President of the University of Chile Student Federation
- In office 1992–1993
- Succeeded by: Álvaro Elizalde

Personal details
- Born: 1 July 1967 (age 59) Santiago, Chile
- Party: Socialist Party (PS)
- Parent(s): Arturo Barrios Arriagada Elena Oteíza
- Education: University of Chile (LL.B)
- Occupation: Politician
- Profession: Lawyer

= Arturo Barrios Oteiza =

Chilean politician

Arturo Barrios Oteíza (born 1 July 1967) is a Chilean politician who serves as deputy.

In December 1997, he was elected president of the Socialist Youth. He later served as Secretary General of the Socialist Party between 2003 and 2005. Subsequently, between 2006 and early 2008, he was a member of the party’s Central Committee.

In 2008, during the first government of President Michelle Bachelet, he served as Deputy Director of the National Council of Culture and the Arts.
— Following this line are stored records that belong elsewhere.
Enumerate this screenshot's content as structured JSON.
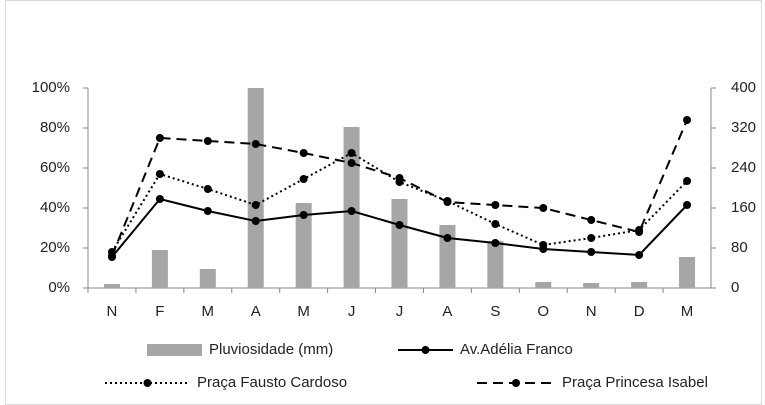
{
  "chart_data": {
    "type": "combo",
    "categories": [
      "N",
      "F",
      "M",
      "A",
      "M",
      "J",
      "J",
      "A",
      "S",
      "O",
      "N",
      "D",
      "M"
    ],
    "series": [
      {
        "name": "Pluviosidade (mm)",
        "type": "bar",
        "axis": "y2",
        "color": "#a6a6a6",
        "values": [
          8,
          76,
          38,
          400,
          170,
          322,
          178,
          126,
          94,
          12,
          10,
          12,
          62
        ]
      },
      {
        "name": "Av.Adélia Franco",
        "type": "line",
        "line_style": "solid",
        "color": "#000000",
        "values": [
          15.5,
          44.5,
          38.5,
          33.5,
          36.5,
          38.5,
          31.5,
          25,
          22.5,
          19.5,
          18,
          16.5,
          41.5
        ]
      },
      {
        "name": "Praça Fausto Cardoso",
        "type": "line",
        "line_style": "dotted",
        "color": "#000000",
        "values": [
          18,
          57,
          49.5,
          41.5,
          54.5,
          67.5,
          53,
          43.5,
          32,
          21.5,
          25,
          29,
          53.5
        ]
      },
      {
        "name": "Praça Princesa Isabel",
        "type": "line",
        "line_style": "dashed",
        "color": "#000000",
        "values": [
          16,
          75,
          73.5,
          72,
          67.5,
          62.5,
          55,
          43,
          41.5,
          40,
          34,
          28,
          84
        ]
      }
    ],
    "ylim": [
      0,
      100
    ],
    "yticks": [
      {
        "value": 0,
        "label": "0%"
      },
      {
        "value": 20,
        "label": "20%"
      },
      {
        "value": 40,
        "label": "40%"
      },
      {
        "value": 60,
        "label": "60%"
      },
      {
        "value": 80,
        "label": "80%"
      },
      {
        "value": 100,
        "label": "100%"
      }
    ],
    "y2lim": [
      0,
      400
    ],
    "y2ticks": [
      0,
      80,
      160,
      240,
      320,
      400
    ],
    "legend": "bottom"
  }
}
During the 1990s, he worked as an advisor on youth and social affairs at the Ministry of Planning (MIDEPLAN), the Ministry General Secretariat of the Presidency, and the Ministry of Education.

== Biography ==
He graduated from Saint George’s College in 1985. He later studied for a Bachelor’s degree in History at the University of Chile and completed teacher training in History and Geography at the Metropolitan University of Educational Sciences (UMCE).

He has worked as a teacher in various secondary and higher education institutions, teaching subjects such as History of Chile and Constitutional History of Chile. In addition, he has served as an educational advisor for several organizations, including the REDUCA Educational Network, made up of 15 schools belonging to the Municipal Corporation of Peñalolén.

== Political career ==
During his university years, he was active as a student leader. Since that time, he has been a member of the Socialist Party of Chile. Between 1993 and 1994, he served as president of the University of Chile Student Federation (FECH).

In the 1993 parliamentary elections, he ran as a candidate for the Chamber of Deputies of Chile for the former 30th District, which included the communes of San Bernardo, Buin, Paine, and Calera de Tango. He was not elected, obtaining 10,920 votes, corresponding to 7.37% of the valid votes cast.

In the 2009 parliamentary elections, he again ran as a candidate for the Chamber of Deputies, this time for the former 10th District, which comprised several communes in the Valparaíso Region. He was not elected, obtaining a total of 12,856 votes, representing 9.4% of the votes cast.

During 2017, he served as territorial campaign manager for presidential candidate Alejandro Guillier.

In June 2022, he became Vice President of the Socialist Party. On 17 April 2025, the Socialist Party designated him to replace Deputy Tomás de Rementería Venegas, who vacated his seat to assume office as senator in replacement of María Isabel Allende Bussi.

He was a candidate for the Chamber of Deputies for the 7th District of the Valparaíso Region in the parliamentary elections of 16 November 2025, representing the Socialist Party within the Unidad por Chile coalition. He was not elected, obtaining 4,913 votes, equivalent to 0.88% of the total votes cast.